Car théoriquement, les techniques médicales actuelles pourraient permettre de greffer un utérus chez un homme, ce qui leur permettrait de porter un bébé à terme et de donner naissance. Une hypothèse réalisable d'ici 5 à 10 ans selon cet expert, qui considère comme possible, toujours théoriquement, de s'inspirer des protocoles développés pour les femmes transgenres. Il est en effet possible de supprimer les hormones mâles et de doter l'organisme d'hormones sexuelles féminines, ce qui peut également permettre l'allaitement naturel, sans parler de la reconstruction vaginale.


Ainsi, la greffe d'utérus restait le dernier obstacle à surmonter pour donner au fœtus un havre de développement. Le Dr Chung parie sur les femmes transgenres pour amorcer « la demande » car finalement pour une femme, être mère est l'un des objectifs ultimes et « les femmes transgenres à cet égard, ne sont pas différentes ».
La greffe d'utérus a déjà une longue histoire: la première transplantation a été réalisée sur une femme de 26 ans en Arabie Saoudite qui avait perdu son propre utérus à la suite d'hémorragies liées à la naissance de son enfant. Un utérus transplanté qui ne « survivra » que 99 jours. En décembre 2010, des équipes suédoises annoncent une gestation à la suite d'une greffe d'utérus chez le rat. Les derniers exemples en date ont été apportés par des équipes suédoises, avec le legs de son utérus, d'une mère de 56 ans à sa fille, dépourvue de cet organe à la suite d'une affection génétique rare et par des équipes turques, avec la transplantation, à partir d'une donneuse décédée, d'un utérus chez une jeune femme de 21 ans atteinte du syndrome de Rokitansky-Küster-Hauser (absence congénitale totale ou partielle d'utérus). Actuellement, seule la Suède a obtenu des naissances après greffe d'utérus, à partir de donneuses vivantes. Plusieurs essais cliniques sont en cours dans le monde : Une équipe de pointe britannique a récemment « annoncé » le premier bébé britannique né grâce à la transplantation de l'utérus pour 2017. En effet, les autorités britanniques ont également donné leur feu vert pour un essai clinique impliquant 10 participantes.

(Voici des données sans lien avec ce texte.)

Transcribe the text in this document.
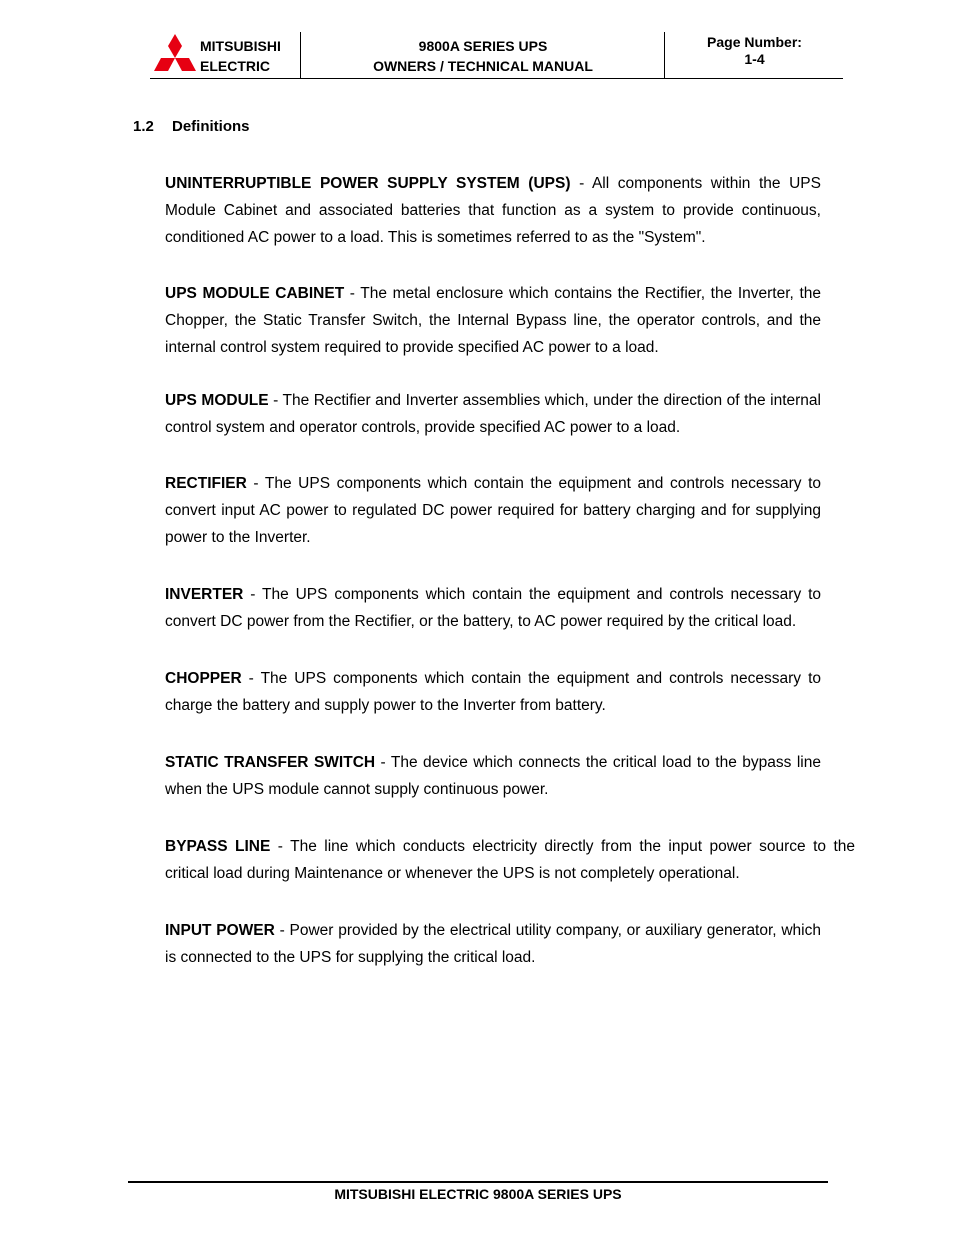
MITSUBISHI
ELECTRIC
9800A SERIES UPS
OWNERS / TECHNICAL MANUAL
Page Number:
1-4
1.2 Definitions

UNINTERRUPTIBLE POWER SUPPLY SYSTEM (UPS) - All components within the UPS Module Cabinet and associated batteries that function as a system to provide continuous, conditioned AC power to a load. This is sometimes referred to as the "System".

UPS MODULE CABINET - The metal enclosure which contains the Rectifier, the Inverter, the Chopper, the Static Transfer Switch, the Internal Bypass line, the operator controls, and the internal control system required to provide specified AC power to a load.

UPS MODULE - The Rectifier and Inverter assemblies which, under the direction of the internal control system and operator controls, provide specified AC power to a load.

RECTIFIER - The UPS components which contain the equipment and controls necessary to convert input AC power to regulated DC power required for battery charging and for supplying power to the Inverter.

INVERTER - The UPS components which contain the equipment and controls necessary to convert DC power from the Rectifier, or the battery, to AC power required by the critical load.

CHOPPER - The UPS components which contain the equipment and controls necessary to charge the battery and supply power to the Inverter from battery.

STATIC TRANSFER SWITCH - The device which connects the critical load to the bypass line when the UPS module cannot supply continuous power.

BYPASS LINE - The line which conducts electricity directly from the input power source to the critical load during Maintenance or whenever the UPS is not completely operational.

INPUT POWER - Power provided by the electrical utility company, or auxiliary generator, which is connected to the UPS for supplying the critical load.

MITSUBISHI ELECTRIC 9800A SERIES UPS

Enfin, le 5 novembre dernier, l'Agence Nationale du Médicament (ANSM) donnait un feu vert officiel à l'essai clinique français porté par l'équipe de gynécologie obstétrique du CHU de Limoges.

D'autres obstacles restent cependant à surmonter : sur le plan biologique, tout est conçu, chez la Femme pour « faire vivre et fonctionner » un utérus, la vascularisation nécessaire pour alimenter l'utérus, le plancher pelvien pour le soutenir, un vagin et un col pour accoucher, et des hormones naturelles qui préparent l'utérus à l'implantation et à la grossesse, ce n'est évidemment pas le cas chez les hommes. En particulier, pas de système de soutien. Pour l'expert cependant, tous ces obstacles seront surmontables à terme : hormonothérapie pour couper la testostérone et introduire la progestérone et les œstrogènes nécessaire à l'utérus pour la grossesse, détournement de flux sanguin par « raccordement » d'une artère iliaque interne pour alimenter l'utérus utérines, fixation de l'utérus transplanté à d'autres ligaments du bassin…

Mais quelle voie de transfert de l'embryon ? Car la voie habituelle pour les femmes est vaginale et via le col. Il resterait donc aussi à « expérimenter » une reconstruction vaginale avec col débouchant sur l'utérus transplanté. Ce qui n'a pas jamais été tenté. Mais, selon un autre expert, le Dr Elliot Jacobs, un chirurgien plastique de Manhattan, théoriquement, « ce ne serait pas un exploit chirurgical majeur ».

Quelques questions éthiques tout de même, en particulier touchant à l'avenir –et aux résultats de santé- des enfants nés par transplantation d'utérus « masculine ».